While waiting to meet up with a friend of mine after her various appointments, I was geocaching around her (and what used to be my) neighbourhood of Marpole.  Wandering over the cyclist-tolerant-but-intended-for-cars bridge to Sea Island, I found a cache with a peculiar prefix in its title - CoRGQ - and that evening I checked online to find it was part of a series planted around our neighbouring city of Richmond: 
Each cache container has a secret word, collect all 30 words from the 30 caches around the city in a passport that can be turned into the Nature Center for a limited edition geocoin! While supplies last!
Now those that know me know that even silly little tokens can be a great motivation for me to try, with all my drive and stubbornness and dedication and effort.  I really don't need another awarded _thing_ in my life, to clean or keep or lose, nor even the bragging rights that I've completed a task however great or small.  I suppose it's just a knee-jerk compulsion to rise to a challenge.  A quest! Worse yet was that I'd found out about it about two weeks after these caches were published, and hardcore cachers had likely been on this same quest for MY geocoin with a two week headstart! I emailed the organizer and asked how many had been minted and how many were still available.  Overnight came the response; 150 made, 30 remained.  Hence the added element of urgency!
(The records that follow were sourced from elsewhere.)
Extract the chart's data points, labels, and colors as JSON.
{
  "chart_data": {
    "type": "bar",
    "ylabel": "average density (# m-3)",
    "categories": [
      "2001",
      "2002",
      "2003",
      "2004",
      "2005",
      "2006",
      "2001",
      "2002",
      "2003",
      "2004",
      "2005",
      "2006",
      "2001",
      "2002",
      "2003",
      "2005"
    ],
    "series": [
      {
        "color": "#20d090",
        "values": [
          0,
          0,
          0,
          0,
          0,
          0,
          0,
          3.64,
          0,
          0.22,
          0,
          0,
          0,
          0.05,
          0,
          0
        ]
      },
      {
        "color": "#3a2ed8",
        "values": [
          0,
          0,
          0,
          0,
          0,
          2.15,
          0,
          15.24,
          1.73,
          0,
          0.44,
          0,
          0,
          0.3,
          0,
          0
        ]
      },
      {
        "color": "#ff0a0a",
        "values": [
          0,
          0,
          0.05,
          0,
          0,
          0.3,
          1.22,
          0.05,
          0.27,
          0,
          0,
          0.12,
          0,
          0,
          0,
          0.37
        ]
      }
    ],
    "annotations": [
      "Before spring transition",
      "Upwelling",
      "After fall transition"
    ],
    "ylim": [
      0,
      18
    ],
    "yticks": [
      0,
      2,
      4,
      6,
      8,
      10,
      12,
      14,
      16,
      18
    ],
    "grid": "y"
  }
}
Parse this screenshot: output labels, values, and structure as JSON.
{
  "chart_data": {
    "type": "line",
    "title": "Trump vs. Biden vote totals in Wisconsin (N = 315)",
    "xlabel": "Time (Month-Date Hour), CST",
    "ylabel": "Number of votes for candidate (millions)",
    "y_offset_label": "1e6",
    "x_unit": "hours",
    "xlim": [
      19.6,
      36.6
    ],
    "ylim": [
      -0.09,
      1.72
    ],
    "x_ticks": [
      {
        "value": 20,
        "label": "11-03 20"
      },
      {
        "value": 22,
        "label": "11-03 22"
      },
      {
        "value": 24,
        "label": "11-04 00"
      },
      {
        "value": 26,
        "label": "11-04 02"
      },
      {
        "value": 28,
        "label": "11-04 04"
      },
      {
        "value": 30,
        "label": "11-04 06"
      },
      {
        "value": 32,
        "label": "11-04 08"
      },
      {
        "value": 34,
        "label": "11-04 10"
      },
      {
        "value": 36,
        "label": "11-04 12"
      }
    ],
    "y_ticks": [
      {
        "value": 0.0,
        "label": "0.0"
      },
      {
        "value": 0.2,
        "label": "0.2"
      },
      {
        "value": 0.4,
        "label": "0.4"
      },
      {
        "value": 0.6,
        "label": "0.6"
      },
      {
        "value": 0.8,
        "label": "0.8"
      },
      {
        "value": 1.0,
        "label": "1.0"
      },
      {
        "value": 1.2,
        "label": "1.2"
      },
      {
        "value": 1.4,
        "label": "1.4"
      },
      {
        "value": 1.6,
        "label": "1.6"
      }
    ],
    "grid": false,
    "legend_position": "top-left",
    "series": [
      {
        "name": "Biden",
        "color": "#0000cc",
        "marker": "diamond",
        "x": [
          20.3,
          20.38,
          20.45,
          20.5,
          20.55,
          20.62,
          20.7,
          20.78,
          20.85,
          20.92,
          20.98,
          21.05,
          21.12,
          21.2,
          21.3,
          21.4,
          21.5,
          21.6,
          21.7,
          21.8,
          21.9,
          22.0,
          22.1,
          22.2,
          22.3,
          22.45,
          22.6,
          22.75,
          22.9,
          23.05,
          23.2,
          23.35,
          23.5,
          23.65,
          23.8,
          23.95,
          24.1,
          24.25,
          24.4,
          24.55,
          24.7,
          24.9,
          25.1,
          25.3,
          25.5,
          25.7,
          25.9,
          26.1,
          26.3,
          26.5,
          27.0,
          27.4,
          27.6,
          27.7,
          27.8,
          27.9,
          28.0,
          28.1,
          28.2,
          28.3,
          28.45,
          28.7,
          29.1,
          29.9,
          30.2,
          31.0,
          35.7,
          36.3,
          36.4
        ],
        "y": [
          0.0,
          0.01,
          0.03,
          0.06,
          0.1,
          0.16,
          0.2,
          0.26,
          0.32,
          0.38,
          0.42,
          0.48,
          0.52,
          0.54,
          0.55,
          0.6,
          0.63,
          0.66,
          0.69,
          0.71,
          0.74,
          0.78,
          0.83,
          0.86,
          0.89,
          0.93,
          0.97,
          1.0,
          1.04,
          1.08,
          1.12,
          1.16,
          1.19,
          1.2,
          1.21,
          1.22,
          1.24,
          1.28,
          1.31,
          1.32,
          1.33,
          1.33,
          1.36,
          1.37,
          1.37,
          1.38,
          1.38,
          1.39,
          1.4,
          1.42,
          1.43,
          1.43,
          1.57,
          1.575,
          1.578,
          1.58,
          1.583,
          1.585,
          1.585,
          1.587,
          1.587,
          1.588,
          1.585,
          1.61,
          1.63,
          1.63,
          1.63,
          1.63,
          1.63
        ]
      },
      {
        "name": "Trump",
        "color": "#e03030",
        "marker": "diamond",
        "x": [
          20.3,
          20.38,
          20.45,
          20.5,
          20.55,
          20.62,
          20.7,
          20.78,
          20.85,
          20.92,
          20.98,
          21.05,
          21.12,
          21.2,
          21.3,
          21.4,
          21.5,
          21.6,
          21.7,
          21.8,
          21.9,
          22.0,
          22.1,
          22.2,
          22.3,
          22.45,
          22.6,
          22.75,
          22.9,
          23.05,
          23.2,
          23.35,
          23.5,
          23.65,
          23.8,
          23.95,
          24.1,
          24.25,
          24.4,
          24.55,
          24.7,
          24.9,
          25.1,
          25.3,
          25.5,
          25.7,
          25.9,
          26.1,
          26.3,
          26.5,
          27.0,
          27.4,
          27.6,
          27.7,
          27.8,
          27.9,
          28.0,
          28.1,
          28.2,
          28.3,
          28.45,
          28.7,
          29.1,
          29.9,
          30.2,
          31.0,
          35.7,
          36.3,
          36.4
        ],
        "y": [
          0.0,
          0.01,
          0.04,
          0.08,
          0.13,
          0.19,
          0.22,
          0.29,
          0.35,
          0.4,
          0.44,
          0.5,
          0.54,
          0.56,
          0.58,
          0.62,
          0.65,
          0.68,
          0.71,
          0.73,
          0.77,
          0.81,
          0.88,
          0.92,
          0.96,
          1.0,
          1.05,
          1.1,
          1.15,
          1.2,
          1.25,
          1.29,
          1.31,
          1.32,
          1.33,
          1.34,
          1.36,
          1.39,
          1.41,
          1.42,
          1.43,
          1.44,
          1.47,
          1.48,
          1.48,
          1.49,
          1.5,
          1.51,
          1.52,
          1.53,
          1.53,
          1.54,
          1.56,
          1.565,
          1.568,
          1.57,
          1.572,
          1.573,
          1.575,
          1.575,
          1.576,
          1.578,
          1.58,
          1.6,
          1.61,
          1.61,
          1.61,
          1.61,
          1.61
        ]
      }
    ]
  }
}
Good thing I didn't have much else planned that weekend.  Friday found me up in the wee hours and on a Skytrain around dawn with a small bicycle, kicking myself for not getting up even earlier.  I quickly found two in the center of town and got back to the Skytrain to use the same fare transfer back to the start of the western dyke trail, and was cycling from 8am to 6pm - haven't cycled in awhile, my ass was still sore a day or two later.  Sat morning I got a ride to a few remote ones in the east and we searched again a few I didn't find the day before.  Then I kept walking, getting the central urban ones alone.  Sunday was finishing up the last 6 on foot, spread out and thus less searching and more walking.  Most were easy, some were clever/tricky, and I found my first floating cache: a piece of vertical pipe sealed off on one end with a slow drip hole, you have to BYO water and fill it faster than it can drain, and grab the watertight cache quick before it disappears again.  Plenty of opportunity to be resourceful - I had no water or vessel to carry it, but found a used Slurpee cup on the side of the highway, and a plastic baggie+hair elastic in my purse to temporarily seal the drain and buy more time.  Worked fine, yay!

Beautifully clear but cold, it was okay as long as I kept moving but waiting for bus I noticed the cold more.  I enjoyed the frosty parks most of which I've never been to, found a few I'd like to revisit in the spring or summer growing season.  Saw the great congregation of snow geese in a grass field.  People along the trails were friendly.

My phone finally ran out of the prepaid account I purchased in June - of course while I was in a forest at dusk, wearing a furry hat which the young barred owls would love to swoop at - so I know now that with conservative use $25 will last from Jun till Nov.  Now I put $50 on it, good till Nov next year. 

When I turned in my completed passport at the nature center I chat with the guy who started the project, and I watched the songbirds and squirrels at the seed feeding station in the cold evening.  They all knew to leave with the light, before the owls start hunting.  I was the last to leave the park.  Got my Geocoin... now I'm hesitant to release it to travel because I know I spent so much time and effort to get it.

Amidst all this was my friend's goodbye party(s) and the civic elections.  Now I can resume real life, and on with Christmas preparations.